In case this helps: (tumorBAM=11G, normalBAM=29G, using -j 6, on a i7-8750H CPU) I ran strelka-2.9.10 on my internal 1TB ext4 disk. It finished in 2 h. I ran the same job on my tmpfs partition, it finished in 13 min.

amizeranschi commented 5 years ago

Thanks for the comment. It could be worth trying to run things inside a tmpfs partition, if the temporary data could fit in there. How much RAM do you have available and how large is the tmpfs partition that you used?

abenjak commented 5 years ago

Sorry, it turns out I did not run it on tmpfs, but on an SDD drive (my bad, I forgot to mount the /tmp as tmpfs on my new laptop, which I normally do).

I re-run it now on a 20GB tmpfs and it needed 18 min (slower than on the SDD? I did not check the partition usage, is it possible that 20GB was not enough and it went swapping?).
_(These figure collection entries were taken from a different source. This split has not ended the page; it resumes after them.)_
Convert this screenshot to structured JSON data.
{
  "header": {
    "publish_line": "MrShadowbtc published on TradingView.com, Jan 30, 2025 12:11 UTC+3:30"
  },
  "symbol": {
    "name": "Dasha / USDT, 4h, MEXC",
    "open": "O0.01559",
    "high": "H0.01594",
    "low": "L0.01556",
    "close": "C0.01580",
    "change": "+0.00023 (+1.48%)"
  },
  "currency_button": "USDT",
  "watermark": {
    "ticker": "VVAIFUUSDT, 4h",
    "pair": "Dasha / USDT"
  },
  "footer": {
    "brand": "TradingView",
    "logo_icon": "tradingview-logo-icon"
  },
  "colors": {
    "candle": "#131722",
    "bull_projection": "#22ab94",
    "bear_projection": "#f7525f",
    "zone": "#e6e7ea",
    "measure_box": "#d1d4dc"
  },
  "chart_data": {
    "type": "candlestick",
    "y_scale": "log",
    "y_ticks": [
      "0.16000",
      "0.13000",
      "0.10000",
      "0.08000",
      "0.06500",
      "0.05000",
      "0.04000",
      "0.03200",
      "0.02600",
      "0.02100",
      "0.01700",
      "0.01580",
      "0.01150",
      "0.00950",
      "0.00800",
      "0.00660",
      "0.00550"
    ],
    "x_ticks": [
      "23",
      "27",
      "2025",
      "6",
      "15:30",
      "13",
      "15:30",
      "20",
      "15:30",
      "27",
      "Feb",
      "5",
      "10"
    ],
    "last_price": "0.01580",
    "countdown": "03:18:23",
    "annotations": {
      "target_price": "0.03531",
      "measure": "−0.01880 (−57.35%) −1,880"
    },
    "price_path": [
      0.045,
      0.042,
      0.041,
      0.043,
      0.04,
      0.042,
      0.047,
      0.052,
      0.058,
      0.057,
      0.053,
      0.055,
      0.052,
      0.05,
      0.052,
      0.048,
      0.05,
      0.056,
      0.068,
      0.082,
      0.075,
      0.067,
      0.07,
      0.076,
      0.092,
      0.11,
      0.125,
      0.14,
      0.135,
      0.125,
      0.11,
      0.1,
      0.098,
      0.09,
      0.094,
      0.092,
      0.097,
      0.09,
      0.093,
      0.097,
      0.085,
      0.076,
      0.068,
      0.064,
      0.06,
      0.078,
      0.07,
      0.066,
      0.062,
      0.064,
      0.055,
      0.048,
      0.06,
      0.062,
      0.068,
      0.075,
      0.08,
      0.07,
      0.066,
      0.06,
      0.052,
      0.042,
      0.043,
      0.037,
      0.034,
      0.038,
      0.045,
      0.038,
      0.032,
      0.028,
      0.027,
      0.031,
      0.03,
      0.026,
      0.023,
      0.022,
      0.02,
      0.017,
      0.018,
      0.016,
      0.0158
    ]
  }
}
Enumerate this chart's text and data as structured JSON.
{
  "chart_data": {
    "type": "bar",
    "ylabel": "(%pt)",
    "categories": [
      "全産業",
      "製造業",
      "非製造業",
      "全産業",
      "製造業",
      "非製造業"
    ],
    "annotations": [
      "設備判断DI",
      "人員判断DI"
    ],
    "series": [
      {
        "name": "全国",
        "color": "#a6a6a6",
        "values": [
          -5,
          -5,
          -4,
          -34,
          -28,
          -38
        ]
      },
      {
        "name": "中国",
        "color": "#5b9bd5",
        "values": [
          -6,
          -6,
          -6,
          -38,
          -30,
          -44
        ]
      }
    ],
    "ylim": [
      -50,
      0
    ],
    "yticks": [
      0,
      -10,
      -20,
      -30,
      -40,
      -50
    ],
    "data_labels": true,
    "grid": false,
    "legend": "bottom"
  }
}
In either case, running Strelka2 on an SDD or tmpfs is much faster than on HDD. Is there an option to define a temporary directory? This would be very practical because I wouldn't need to configure the run on unusual locations and then moving the results to my actual working directory.

Cheers, Andrej

amizeranschi commented 5 years ago

I was running Strelka2 through Bcbio-nextgen, which does offer a way to set the TMP location: https://bcbio-nextgen.readthedocs.io/en/latest/contents/configuration.html#temporary-directory.

serge2016 commented 4 years ago

I have the same symptoms. Any progress here? It there any other solution?
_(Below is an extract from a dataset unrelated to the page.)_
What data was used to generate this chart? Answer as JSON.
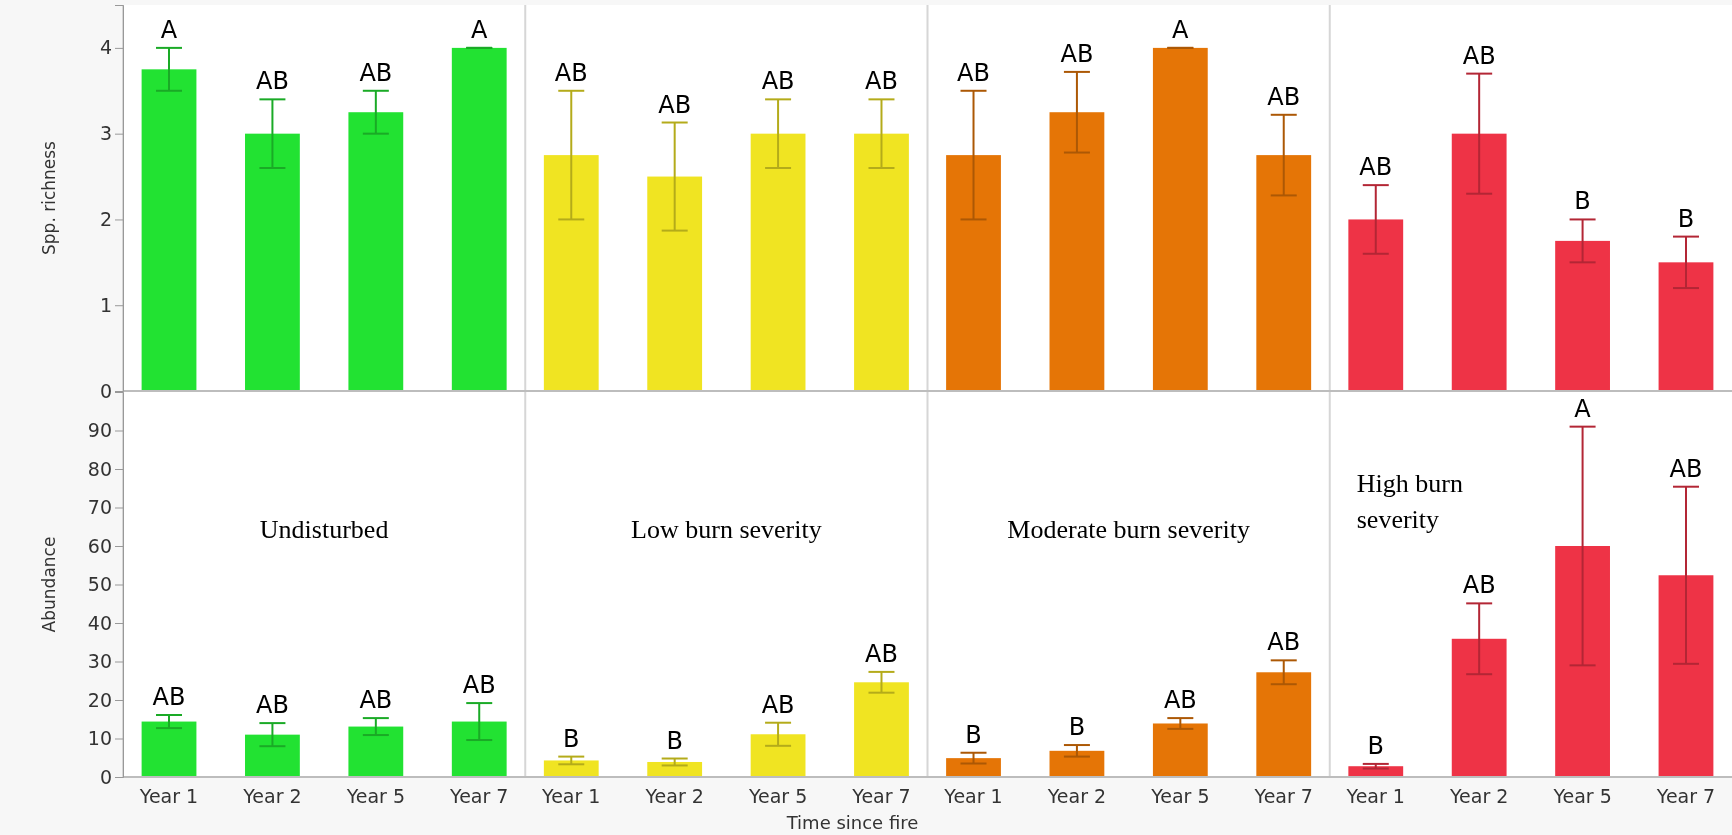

skchronicles commented 3 years ago

@ctsa Hey Chris, are there any updates to this issue? I am also experiencing a similar issue were pyflow is generating hundreds of thousand log files.
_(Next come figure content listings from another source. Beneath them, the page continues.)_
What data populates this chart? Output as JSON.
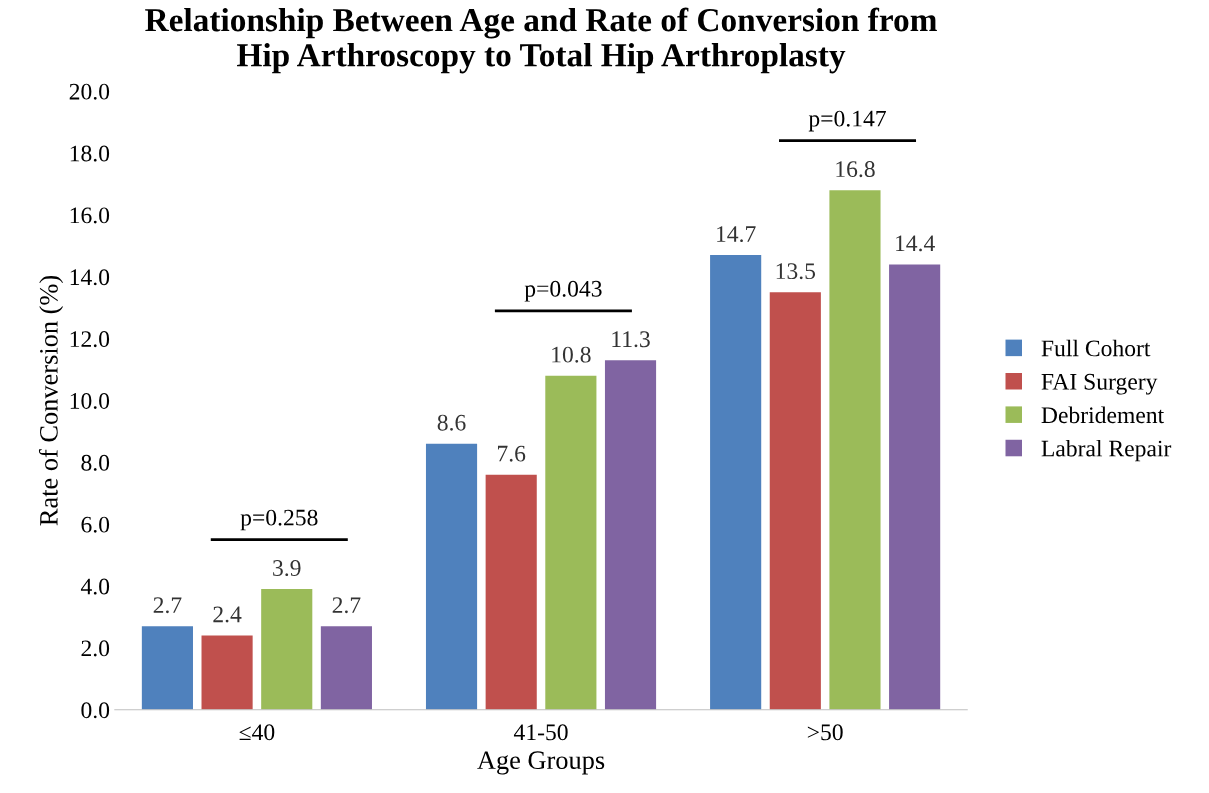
{
  "chart_data": {
    "type": "bar",
    "title": "Relationship Between Age and Rate of Conversion from\nHip Arthroscopy to Total Hip Arthroplasty",
    "xlabel": "Age Groups",
    "ylabel": "Rate of Conversion (%)",
    "categories": [
      "≤40",
      "41-50",
      ">50"
    ],
    "series": [
      {
        "name": "Full Cohort",
        "color": "#4f81bd",
        "values": [
          2.7,
          8.6,
          14.7
        ]
      },
      {
        "name": "FAI Surgery",
        "color": "#c0504d",
        "values": [
          2.4,
          7.6,
          13.5
        ]
      },
      {
        "name": "Debridement",
        "color": "#9bbb59",
        "values": [
          3.9,
          10.8,
          16.8
        ]
      },
      {
        "name": "Labral Repair",
        "color": "#8064a2",
        "values": [
          2.7,
          11.3,
          14.4
        ]
      }
    ],
    "ylim": [
      0,
      20
    ],
    "yticks": [
      {
        "value": 0,
        "label": "0.0"
      },
      {
        "value": 2,
        "label": "2.0"
      },
      {
        "value": 4,
        "label": "4.0"
      },
      {
        "value": 6,
        "label": "6.0"
      },
      {
        "value": 8,
        "label": "8.0"
      },
      {
        "value": 10,
        "label": "10.0"
      },
      {
        "value": 12,
        "label": "12.0"
      },
      {
        "value": 14,
        "label": "14.0"
      },
      {
        "value": 16,
        "label": "16.0"
      },
      {
        "value": 18,
        "label": "18.0"
      },
      {
        "value": 20,
        "label": "20.0"
      }
    ],
    "annotations": [
      "p=0.258",
      "p=0.043",
      "p=0.147"
    ],
    "data_labels": true,
    "legend": "right",
    "grid": false
  }
}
Here is a small snippet: image

I am not sure on the exact number of log files it has generated, but it appears to be pretty significant. I have another find command that has been running for over 30 mins.

haochenz96 commented 2 years ago

@ctsa I have the same issue! Is there any update here?

skchronicles commented 2 years ago

Hey @ctsa, I am just checking in to see if you have time to look into this issue, or if you can pass it along to another @Illumina team member.

Thank you for your time.

Best Regards, @skchronicles

amizeranschi commented 2 years ago

@skchronicles I think it's quite safe to assume that this software has been abandoned for a while now. Same for Manta, abandoned in July 2019. In general, Illumina now seem to be putting all their efforts into Dragen.

Is there any reason why you'd want to use strealka2 so badly, instead of other variant callers such as those from GATK?